In video games, updates are such old news that it’s weird when a game isn’t consistently tweaked for months or years on end. Other mediums, however, are only just catching on to the magic of patches — and patch notes.
Earlier this week, fans of professional rapper, sadboy, and Ninja Fortnite duos partner Drake noticed that his recently released double album Scorpion sounded a little different. Turns out, those fans weren’t just hearing things. The album received an update, whose exact changes were chronicled in a widely shared Reddit post by users MrRom92 and Jrmio.
Drake has released an updated version of ‘Scorpion’ ?? pic.twitter.com/n47kFYqM4J
— HIP HOP FACTS (@iDailyRapFacts) July 3, 2018
These weren’t overhauls that significantly altered the length or content of songs—just tweaks to the mixes of select songs.
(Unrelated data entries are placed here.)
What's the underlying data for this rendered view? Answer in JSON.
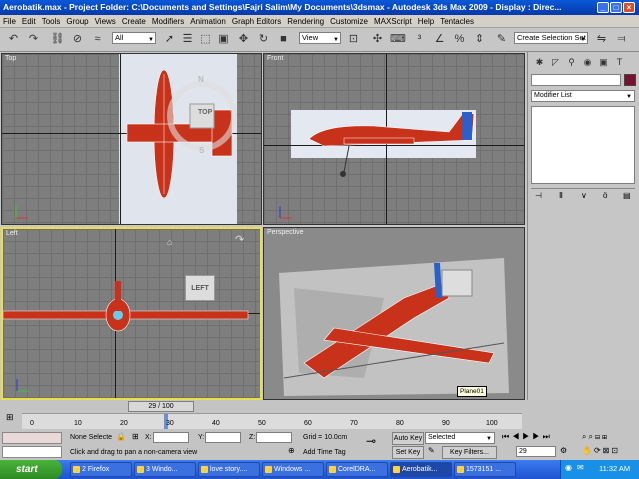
{
  "window": {
    "title": "Aerobatik.max  - Project Folder: C:\\Documents and Settings\\Fajri Salim\\My Documents\\3dsmax  - Autodesk 3ds Max  2009    - Display : Direc..."
  },
  "menubar": {
    "items": [
      "File",
      "Edit",
      "Tools",
      "Group",
      "Views",
      "Create",
      "Modifiers",
      "Animation",
      "Graph Editors",
      "Rendering",
      "Customize",
      "MAXScript",
      "Help",
      "Tentacles"
    ]
  },
  "toolbar": {
    "selection_filter": "All",
    "reference_coord": "View",
    "named_selection_placeholder": "Create Selection Set"
  },
  "viewports": {
    "top": {
      "label": "Top",
      "cube_label": "TOP",
      "compass": [
        "N",
        "S"
      ]
    },
    "front": {
      "label": "Front"
    },
    "left": {
      "label": "Left",
      "cube_label": "LEFT"
    },
    "perspective": {
      "label": "Perspective",
      "tooltip": "Plane01"
    }
  },
  "command_panel": {
    "modifier_list": "Modifier List"
  },
  "timeline": {
    "slider_label": "29 / 100",
    "ticks": [
      "0",
      "10",
      "20",
      "30",
      "40",
      "50",
      "60",
      "70",
      "80",
      "90",
      "100"
    ]
  },
  "status": {
    "selection": "None Selecte",
    "x_label": "X:",
    "y_label": "Y:",
    "z_label": "Z:",
    "grid": "Grid = 10.0cm",
    "prompt": "Click and drag to pan a non-camera view",
    "add_time_tag": "Add Time Tag",
    "auto_key": "Auto Key",
    "set_key": "Set Key",
    "selected": "Selected",
    "key_filters": "Key Filters...",
    "frame": "29"
  },
  "taskbar": {
    "start": "start",
    "tasks": [
      "2 Firefox",
      "3 Windo...",
      "love story....",
      "Windows ...",
      "CorelDRA...",
      "Aerobatik...",
      "1573151 ..."
    ],
    "clock": "11:32 AM"
  },
  "colors": {
    "title_blue": "#0a58d8",
    "start_green": "#3c9a2c",
    "active_viewport": "#e8e048",
    "plane_red": "#c8321a",
    "color_swatch": "#7a1030"
  }
}
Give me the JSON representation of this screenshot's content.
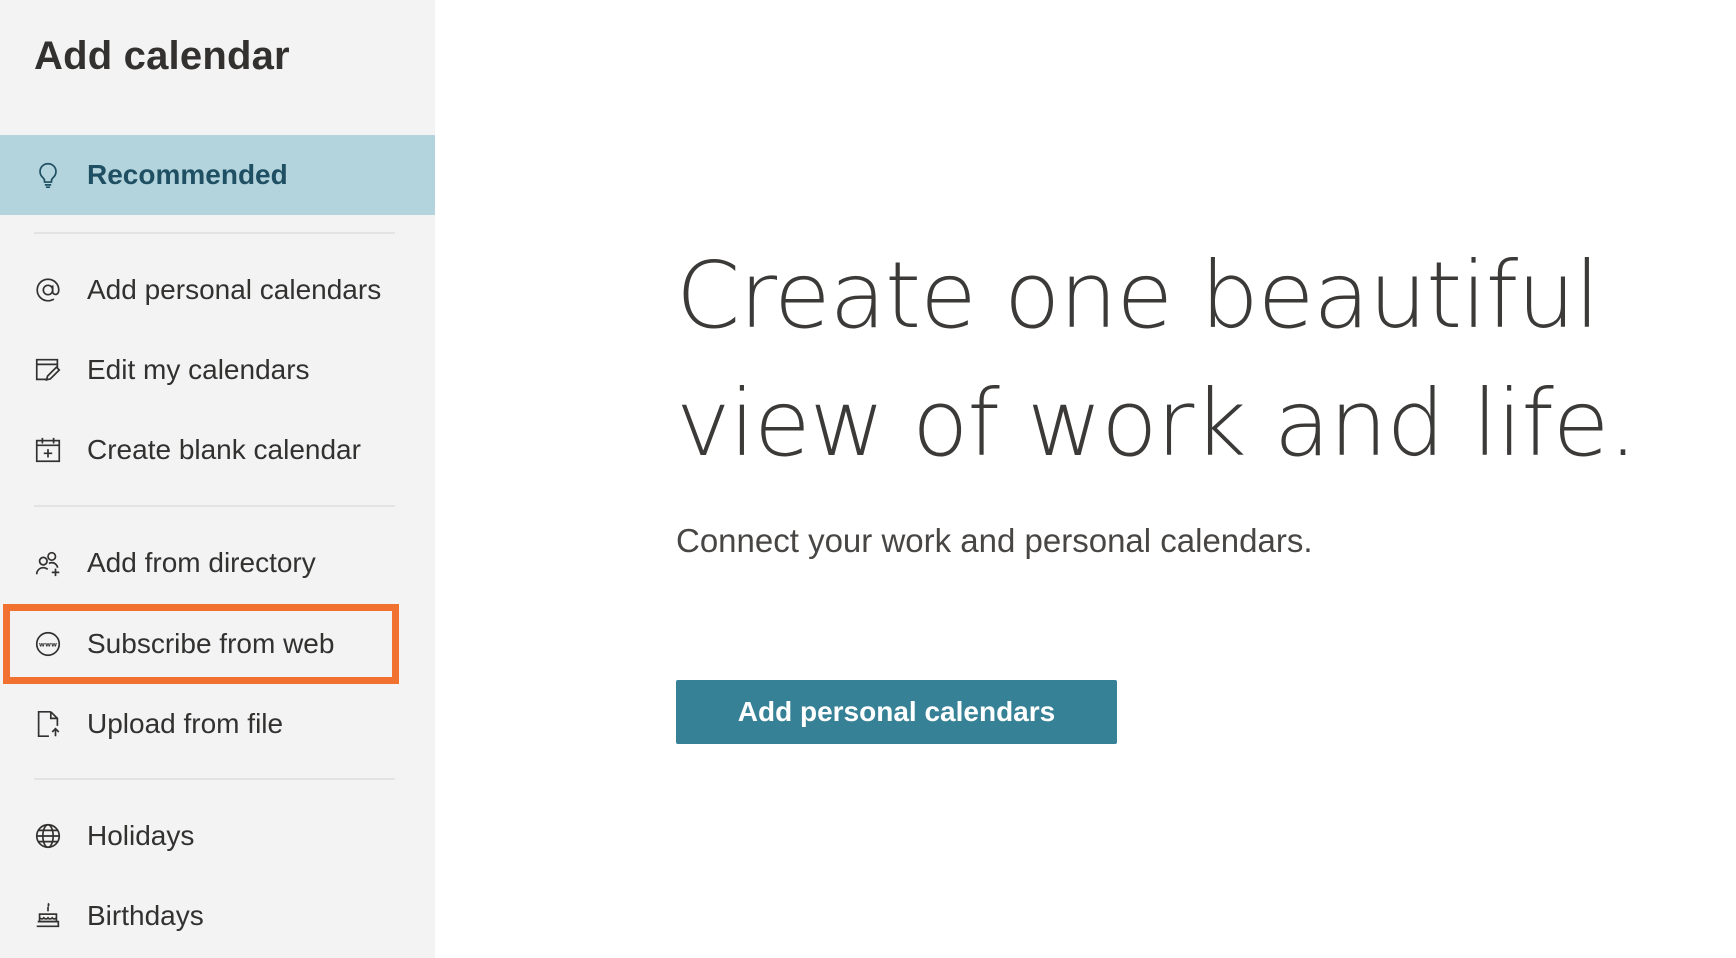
{
  "sidebar": {
    "title": "Add calendar",
    "items": [
      {
        "label": "Recommended",
        "icon": "lightbulb-icon",
        "selected": true
      },
      {
        "label": "Add personal calendars",
        "icon": "at-sign-icon"
      },
      {
        "label": "Edit my calendars",
        "icon": "edit-calendar-icon"
      },
      {
        "label": "Create blank calendar",
        "icon": "calendar-add-icon"
      },
      {
        "label": "Add from directory",
        "icon": "people-add-icon"
      },
      {
        "label": "Subscribe from web",
        "icon": "www-globe-icon",
        "highlighted": true
      },
      {
        "label": "Upload from file",
        "icon": "file-upload-icon"
      },
      {
        "label": "Holidays",
        "icon": "globe-icon"
      },
      {
        "label": "Birthdays",
        "icon": "cake-icon"
      }
    ]
  },
  "main": {
    "headline": "Create one beautiful view of work and life.",
    "subline": "Connect your work and personal calendars.",
    "button_label": "Add personal calendars"
  },
  "colors": {
    "sidebar_bg": "#f3f3f3",
    "selected_bg": "#b3d4dc",
    "selected_text": "#1f4f63",
    "button_bg": "#378196",
    "highlight": "#f07130"
  }
}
So basically, it’s the equivalent of a bug fix or optimisation patch.
Remixes and remasters have been common for ages in the music world, but only in the age of digital platforms like Spotify and Apple Music have on-the-fly album updates become possible. Most famously, feckless attention seeker and bad opinions about slavery haver Kanye West repeatedly updated his 2016 release Life of Pablo, adding new lyrics, switching up beats, splicing in background vocals, creating new tracks, and tweaking mixes. More recently, he updated the track “I Thought About Killing You” on his latest album, Ye, to include a reference to that whole slavery thing.
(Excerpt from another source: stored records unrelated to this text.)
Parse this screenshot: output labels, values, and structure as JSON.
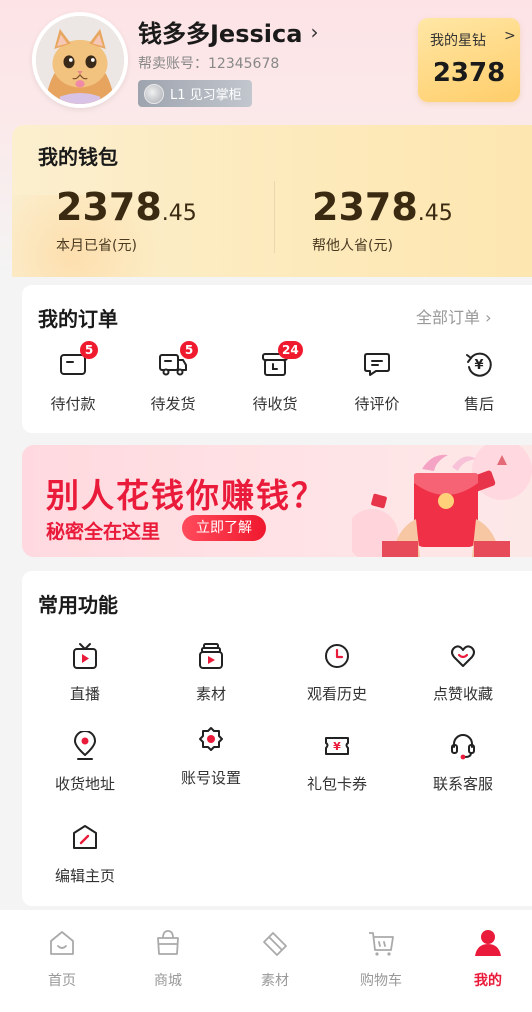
{
  "profile": {
    "name": "钱多多Jessica",
    "chevron": "›",
    "account": "帮卖账号：12345678",
    "level": "L1 见习掌柜",
    "star": {
      "title": "我的星钻",
      "chevron": ">",
      "value": "2378"
    }
  },
  "wallet": {
    "title": "我的钱包",
    "items": [
      {
        "int": "2378",
        "dec": ".45",
        "label": "本月已省(元)"
      },
      {
        "int": "2378",
        "dec": ".45",
        "label": "帮他人省(元)"
      }
    ]
  },
  "orders": {
    "title": "我的订单",
    "all": "全部订单 ›",
    "items": [
      {
        "label": "待付款",
        "badge": "5",
        "icon": "wallet-icon"
      },
      {
        "label": "待发货",
        "badge": "5",
        "icon": "truck-icon"
      },
      {
        "label": "待收货",
        "badge": "24",
        "icon": "package-icon"
      },
      {
        "label": "待评价",
        "badge": "",
        "icon": "comment-icon"
      },
      {
        "label": "售后",
        "badge": "",
        "icon": "refund-icon"
      }
    ]
  },
  "banner": {
    "title": "别人花钱你赚钱？",
    "subtitle": "秘密全在这里",
    "cta": "立即了解"
  },
  "functions": {
    "title": "常用功能",
    "items": [
      {
        "label": "直播",
        "icon": "live-tv-icon"
      },
      {
        "label": "素材",
        "icon": "material-icon"
      },
      {
        "label": "观看历史",
        "icon": "clock-icon"
      },
      {
        "label": "点赞收藏",
        "icon": "heart-icon"
      },
      {
        "label": "收货地址",
        "icon": "location-icon"
      },
      {
        "label": "账号设置",
        "icon": "settings-icon"
      },
      {
        "label": "礼包卡券",
        "icon": "coupon-icon"
      },
      {
        "label": "联系客服",
        "icon": "headset-icon"
      },
      {
        "label": "编辑主页",
        "icon": "edit-icon"
      }
    ]
  },
  "tabbar": {
    "items": [
      {
        "label": "首页",
        "icon": "home-icon",
        "active": false
      },
      {
        "label": "商城",
        "icon": "bag-icon",
        "active": false
      },
      {
        "label": "素材",
        "icon": "diamond-icon",
        "active": false
      },
      {
        "label": "购物车",
        "icon": "cart-icon",
        "active": false
      },
      {
        "label": "我的",
        "icon": "user-icon",
        "active": true
      }
    ]
  },
  "colors": {
    "accent": "#ea1b3a",
    "badge": "#f01a2e",
    "icon_dark": "#222222",
    "icon_red": "#ea1b3a",
    "tab_inactive": "#aaaaaa"
  }
}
Other mediums are coming down with gotta-patch-it fever, too. Arrested Development’s surprise season four “remix” springs to mind as the digital TV equivalent of an enhanced edition or an overhaul patch. (Although in this case, you can still find the original, even though it’s buried layers deep in menus.)
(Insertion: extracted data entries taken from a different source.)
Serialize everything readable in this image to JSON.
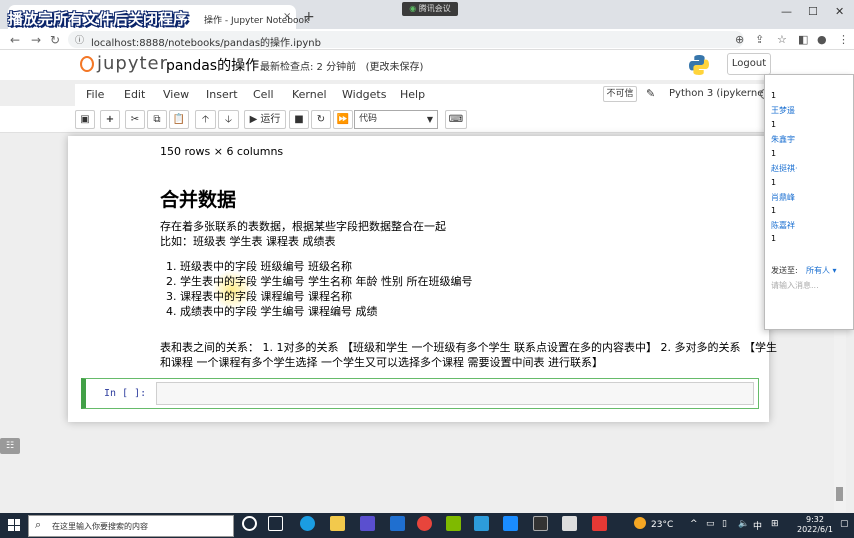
{
  "overlay_text": "播放完所有文件后关闭程序",
  "meeting_label": "腾讯会议",
  "tab": {
    "title": "操作 - Jupyter Notebook",
    "close": "×",
    "new": "+"
  },
  "window": {
    "minimize": "—",
    "maximize": "☐",
    "close": "✕"
  },
  "address": {
    "url": "localhost:8888/notebooks/pandas的操作.ipynb"
  },
  "jupyter": {
    "logo": "jupyter",
    "notebook_name": "pandas的操作",
    "checkpoint": "最新检查点: 2 分钟前",
    "unsaved": "(更改未保存)",
    "logout": "Logout"
  },
  "menu": [
    "File",
    "Edit",
    "View",
    "Insert",
    "Cell",
    "Kernel",
    "Widgets",
    "Help"
  ],
  "untrusted": "不可信",
  "kernel_name": "Python 3 (ipykernel)",
  "toolbar": {
    "run": "▶ 运行",
    "cell_type": "代码"
  },
  "content": {
    "rows_cols": "150 rows × 6 columns",
    "heading": "合并数据",
    "p1": "存在着多张联系的表数据，根据某些字段把数据整合在一起",
    "p2": "比如：班级表 学生表 课程表 成绩表",
    "list": [
      "1. 班级表中的字段 班级编号 班级名称",
      "2. 学生表中的字段 学生编号 学生名称 年龄 性别 所在班级编号",
      "3. 课程表中的字段 课程编号 课程名称",
      "4. 成绩表中的字段 学生编号 课程编号 成绩"
    ],
    "rel1": "表和表之间的关系： 1. 1对多的关系 【班级和学生 一个班级有多个学生 联系点设置在多的内容表中】 2. 多对多的关系 【学生",
    "rel2": "和课程 一个课程有多个学生选择 一个学生又可以选择多个课程 需要设置中间表 进行联系】"
  },
  "cell_prompt": "In  [ ]:",
  "chat": {
    "messages": [
      {
        "text": "1"
      },
      {
        "name": "王梦遥",
        "text": "1"
      },
      {
        "name": "朱鑫宇",
        "text": "1"
      },
      {
        "name": "赵挺祺·",
        "text": "1"
      },
      {
        "name": "肖鼎峰",
        "text": "1"
      },
      {
        "name": "陈嘉祥",
        "text": "1"
      }
    ],
    "send_to": "发送至:",
    "everyone": "所有人 ▾",
    "input_placeholder": "请输入消息..."
  },
  "side_button": "☷",
  "taskbar": {
    "search_placeholder": "在这里输入你要搜索的内容",
    "temperature": "23°C",
    "lang": "中",
    "time": "9:32",
    "date": "2022/6/1"
  }
}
Is this emerging trend a good thing? I think that really depends on which work has been thrust back under the microscope. A remix couldn’t save Arrested Development season four from itself, but there’s no arguing that it needed saving. As for music, I listen to some of my favourite albums and think, “man, this could be a thousand times better with cleaner production,” but I’ve also come to adore little quirks and mistakes on others. A voice crack that shows how much emotion went into the vocals. The barely audible sound of a studio floorboard creaking in the background. Some songs are time capsules. Others feel timeless because of their flaws.
In Drake’s case specifically, there’s no beating around the Fortnite stealth bush: Scorpion suffers from hella bloat. I’m not sure it needs a bunch of obsessive tweaks so much as it could use some good old-fashioned cuts. Also, Drake really needs to nerf shotguns already.